Some good energy for you...dipped in vigor and rolled in vim

Mrs. Sundberg's weekly epistle:

.....I'm catching my breath at the moment. Last week was busy and this week is even more so, but I've been managing just fine. Seems every year about this time I get an energy going that carries me right on into the New Year. It's not a burst of energy, really, and it certainly isn't fleeting. It's as if, early in December, something washes over me, as if I've been dipped in vigor and rolled in vim, and I can't for the life of me fall asleep before midnight.

There's more to it, though, than energy. I seem to have been given another sense. A sixth level of awareness that makes a trip to the grocery store or a visit with a friend more of an adventure or more of a joy than it usually is. I get hungrier and chocolate tastes better and the sky at night is so dang clear. Mr. Sundberg seems funnier than usual, and the kids, well, the kids are both a bit sweeter and a tad less tolerable. Housecleaning goes faster and, frankly, I could bake all night. I look forward to wrapping gifts and the kids coming home from school. I enjoyed, immensely, every moment of the Christmas Program. Good energy, it is, in the darkest of the dark months.

Thing is, just about everything is temporary. Goldfish, anger, caffeine withdrawal and parties. Toothaches, free time, and therapy. Poison ivy, and kissing on Sunday afternoons. Good or bad, there's not much that keeps on going. This is a blessing when it comes to rabies shots, but when it's baking at midnight you're talking about, well, load up on the flour and make sure you've got some eggs. Mr. Frost said it best in his loveliest poem, "Nothing gold can stay." And there you have it, my dear hearts. Tomorrow you may not. So take it all in as best you can, and never a moment regret........

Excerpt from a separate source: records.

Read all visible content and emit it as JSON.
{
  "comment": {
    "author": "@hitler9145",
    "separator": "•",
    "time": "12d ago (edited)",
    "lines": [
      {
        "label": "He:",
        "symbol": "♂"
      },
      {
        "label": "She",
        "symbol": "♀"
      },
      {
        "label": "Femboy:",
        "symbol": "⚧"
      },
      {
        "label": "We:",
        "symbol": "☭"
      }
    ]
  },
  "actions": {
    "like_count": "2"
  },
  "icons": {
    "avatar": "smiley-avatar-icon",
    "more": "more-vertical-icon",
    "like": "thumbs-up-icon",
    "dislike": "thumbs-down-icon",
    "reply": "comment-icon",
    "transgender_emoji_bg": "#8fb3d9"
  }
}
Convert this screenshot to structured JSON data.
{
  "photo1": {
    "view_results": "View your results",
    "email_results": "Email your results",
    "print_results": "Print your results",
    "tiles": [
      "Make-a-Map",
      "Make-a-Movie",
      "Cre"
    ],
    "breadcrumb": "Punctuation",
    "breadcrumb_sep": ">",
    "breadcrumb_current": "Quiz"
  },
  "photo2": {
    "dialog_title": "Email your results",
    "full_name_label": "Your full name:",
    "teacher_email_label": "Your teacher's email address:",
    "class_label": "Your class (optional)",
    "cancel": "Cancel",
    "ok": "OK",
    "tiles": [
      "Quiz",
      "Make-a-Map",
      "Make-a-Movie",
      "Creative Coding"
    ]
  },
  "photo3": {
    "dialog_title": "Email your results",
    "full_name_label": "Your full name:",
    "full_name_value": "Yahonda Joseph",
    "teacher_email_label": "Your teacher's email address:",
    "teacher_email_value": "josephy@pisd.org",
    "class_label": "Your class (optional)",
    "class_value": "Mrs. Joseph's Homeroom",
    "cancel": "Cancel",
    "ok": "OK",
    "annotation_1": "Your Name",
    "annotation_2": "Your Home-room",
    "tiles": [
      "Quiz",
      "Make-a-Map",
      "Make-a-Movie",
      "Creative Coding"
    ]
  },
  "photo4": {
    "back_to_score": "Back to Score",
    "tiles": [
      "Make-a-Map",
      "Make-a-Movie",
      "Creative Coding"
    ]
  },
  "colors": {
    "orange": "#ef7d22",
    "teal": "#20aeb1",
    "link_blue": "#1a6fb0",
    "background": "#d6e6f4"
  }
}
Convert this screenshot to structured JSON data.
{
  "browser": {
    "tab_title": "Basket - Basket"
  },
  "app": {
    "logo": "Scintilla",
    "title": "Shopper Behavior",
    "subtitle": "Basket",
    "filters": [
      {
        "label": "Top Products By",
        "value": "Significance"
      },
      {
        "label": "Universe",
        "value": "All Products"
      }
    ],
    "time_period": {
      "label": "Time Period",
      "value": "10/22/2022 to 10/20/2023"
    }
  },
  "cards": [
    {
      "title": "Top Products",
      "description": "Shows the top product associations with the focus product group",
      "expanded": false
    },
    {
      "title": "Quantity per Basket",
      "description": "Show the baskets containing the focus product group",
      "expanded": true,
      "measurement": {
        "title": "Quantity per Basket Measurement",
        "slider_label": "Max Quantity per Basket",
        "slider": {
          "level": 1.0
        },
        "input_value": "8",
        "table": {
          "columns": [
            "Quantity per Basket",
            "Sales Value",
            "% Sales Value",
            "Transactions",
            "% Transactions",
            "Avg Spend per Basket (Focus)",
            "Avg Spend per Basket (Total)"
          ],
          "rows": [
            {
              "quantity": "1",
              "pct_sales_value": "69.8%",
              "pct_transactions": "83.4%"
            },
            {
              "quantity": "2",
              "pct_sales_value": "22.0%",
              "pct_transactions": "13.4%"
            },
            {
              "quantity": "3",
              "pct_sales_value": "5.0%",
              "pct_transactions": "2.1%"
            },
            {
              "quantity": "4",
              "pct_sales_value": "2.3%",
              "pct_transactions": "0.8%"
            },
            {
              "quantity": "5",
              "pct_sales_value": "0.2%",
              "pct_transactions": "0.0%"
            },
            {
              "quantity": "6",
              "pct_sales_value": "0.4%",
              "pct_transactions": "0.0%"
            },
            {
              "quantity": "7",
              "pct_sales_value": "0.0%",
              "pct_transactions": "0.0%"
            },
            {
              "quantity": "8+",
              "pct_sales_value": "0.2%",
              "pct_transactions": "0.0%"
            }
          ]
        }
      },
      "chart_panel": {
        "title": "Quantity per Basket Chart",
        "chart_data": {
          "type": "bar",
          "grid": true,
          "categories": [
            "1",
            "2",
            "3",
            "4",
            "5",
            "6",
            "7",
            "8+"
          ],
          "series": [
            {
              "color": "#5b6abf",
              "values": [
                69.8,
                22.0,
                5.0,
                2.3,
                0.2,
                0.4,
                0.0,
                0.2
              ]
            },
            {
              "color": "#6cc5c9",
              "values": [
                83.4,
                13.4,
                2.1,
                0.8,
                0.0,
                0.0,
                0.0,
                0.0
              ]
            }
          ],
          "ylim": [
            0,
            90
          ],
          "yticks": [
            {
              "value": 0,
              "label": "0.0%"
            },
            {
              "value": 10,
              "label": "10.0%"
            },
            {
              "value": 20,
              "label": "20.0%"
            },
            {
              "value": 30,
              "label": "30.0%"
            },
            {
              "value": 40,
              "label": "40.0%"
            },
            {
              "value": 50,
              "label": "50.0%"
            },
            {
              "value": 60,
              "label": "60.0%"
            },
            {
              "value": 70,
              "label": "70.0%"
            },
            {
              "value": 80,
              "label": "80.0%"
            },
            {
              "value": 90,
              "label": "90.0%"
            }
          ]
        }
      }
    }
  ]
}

and Russ about the weather:

In uncommon quickness the landscape and population morphed in unison into the season. The real estate became a soft white and we the people put on four inches of foam-filled girth and big feet and became gnomes under the hoods and caps and the scarves. Problems associated with partial exposure of the glutei maximi and of loud music from open car windows are gone. Very little skin is visible on anyone and windows of any kind are all shut. Most of the loitering in the state has moved indoors to small scattered shacks and it's called 'ice fishing,' and it's a big industry.

and how we talk around here:

The other morning in a cafe in New Richmond, just across the river in Wisconsin from us, a local farmer was standing talking to some other codgers there in the booth, saying, "No, I got rid of that manure spreader fifteen years ago, and I got rid of the Chalmers a couple years after that." A man asked if he still had the horses then and he said, "I kept 'em a lot longer 'n I needed 'em, but I finally got rid of 'em two summers ago."

I've never made peace with the phrase 'got rid of.' The push-pull of it scrapes on my ear even after all these decades of common use, somehow vaguely seeming to be bad English. It wants to translate into 'I came into possession of their absence two years ago.' It's generally expressed as a positive — whatever it was, it was a good thing to acquire its departure. Sometimes even better than the original obtaining of its presence, as in a case of the flu.